Monday, 4 April 2022

R.J. Lambert : part one

R.J. Lambert (he, him, his) is a queer writer and writing teacher in Charleston, SC. He survived the 1999 Columbine High School shootings and has since published and presented on the ways communities and individuals respond to crises through writing. He was chosen by Kaveh Akbar to receive the 2021 Patricia Cleary Miller Award for Poetry from New Letters and is currently nominated for a Pushcart Prize by The Worcester Review. His debut poetry collection, Mind Lit in Neon, is newly available from Finishing Line Press. Tweet him @SoyRJ.

How did you first engage with poetry?

A high school assignment directed me to comb the library for published poems and analyze 20 or so literary techniques like alliteration, metaphor, and simile.
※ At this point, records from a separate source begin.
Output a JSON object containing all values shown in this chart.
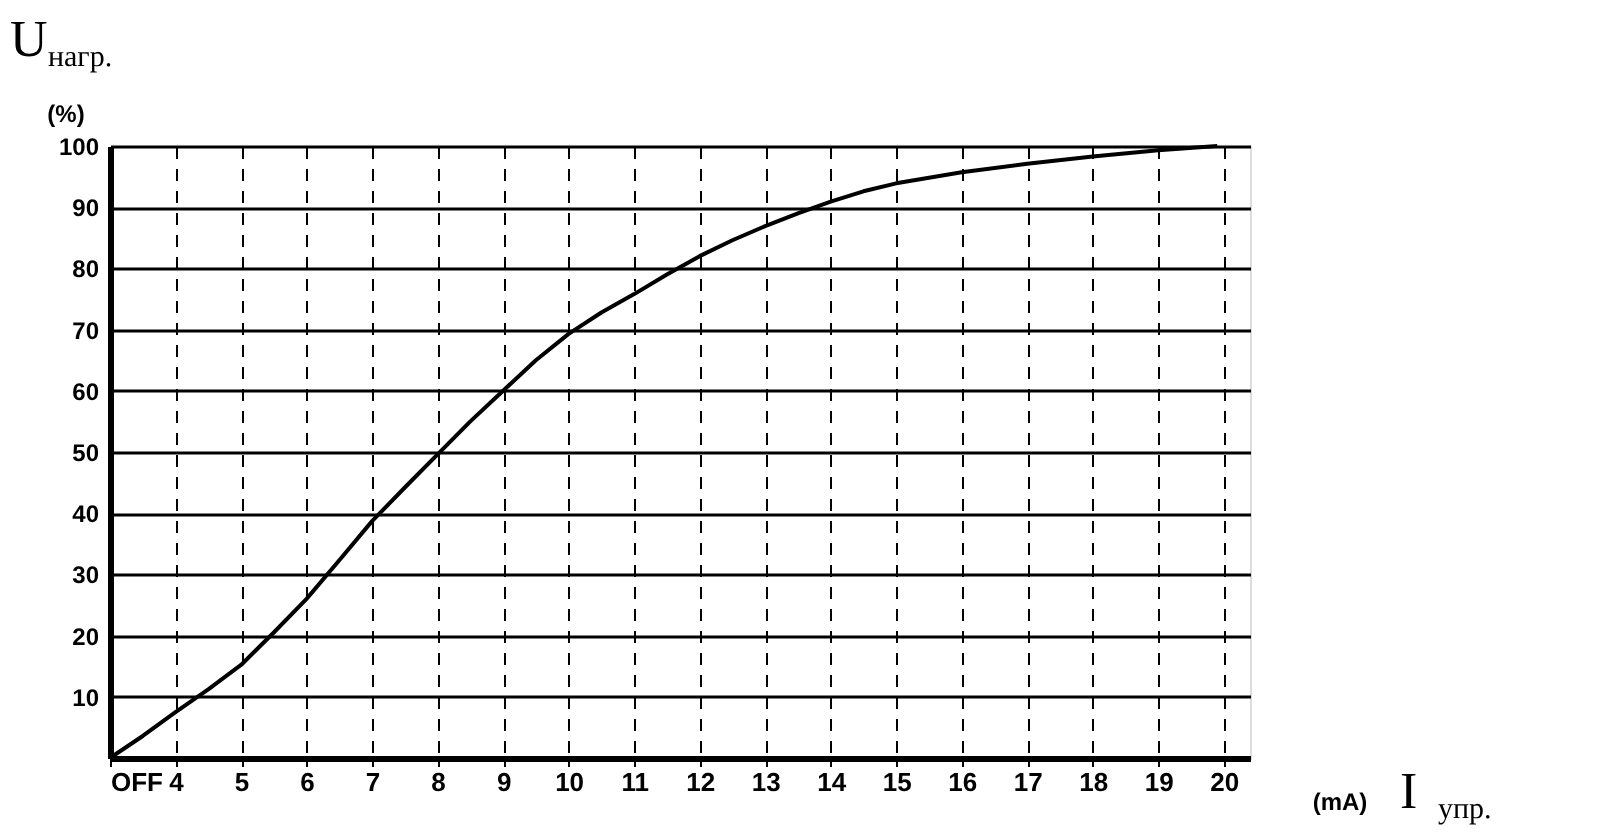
{
  "chart_data": {
    "type": "line",
    "ylabel": "U$_{нагр.}$",
    "xlabel": "I$_{упр.}$",
    "annotations": [
      "(%)",
      "(mA)"
    ],
    "x": [
      3,
      3.5,
      4,
      4.5,
      5,
      5.5,
      6,
      6.5,
      7,
      7.5,
      8,
      8.5,
      9,
      9.5,
      10,
      10.5,
      11,
      11.5,
      12,
      12.5,
      13,
      13.5,
      14,
      14.5,
      15,
      16,
      17,
      18,
      19,
      19.9
    ],
    "series": [
      {
        "color": "#000000",
        "values": [
          0,
          3.6,
          7.5,
          11.2,
          15.2,
          20.5,
          26,
          32.3,
          38.7,
          44.2,
          49.6,
          55,
          60,
          65,
          69.3,
          72.8,
          75.8,
          79,
          82,
          84.6,
          86.9,
          89,
          90.9,
          92.6,
          93.9,
          95.7,
          97.1,
          98.3,
          99.3,
          100
        ]
      }
    ],
    "xlim": [
      3,
      20.4
    ],
    "ylim": [
      0,
      100
    ],
    "xticks": [
      {
        "value": 3,
        "label": "OFF"
      },
      4,
      5,
      6,
      7,
      8,
      9,
      10,
      11,
      12,
      13,
      14,
      15,
      16,
      17,
      18,
      19,
      20
    ],
    "yticks": [
      10,
      20,
      30,
      40,
      50,
      60,
      70,
      80,
      90,
      100
    ],
    "grid": true,
    "marker": "none",
    "line_style": "solid"
  }
}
I was a TV child of the 80s/90s, and I procrastinated too long. I ended up writing half the poems myself, then “analyzed” my own use of the poetic devices alongside poems by the likes of Richard Wilbur and Elizabeth Bishop. The ego of it! I still keep this project in my box of school files, and while the topics I wrote about were understandably pedestrian, the technique holds up. So, came first out of necessity, and it still does, but it feels even more necessary now, and I am driven internally instead of checking someone else’s boxes.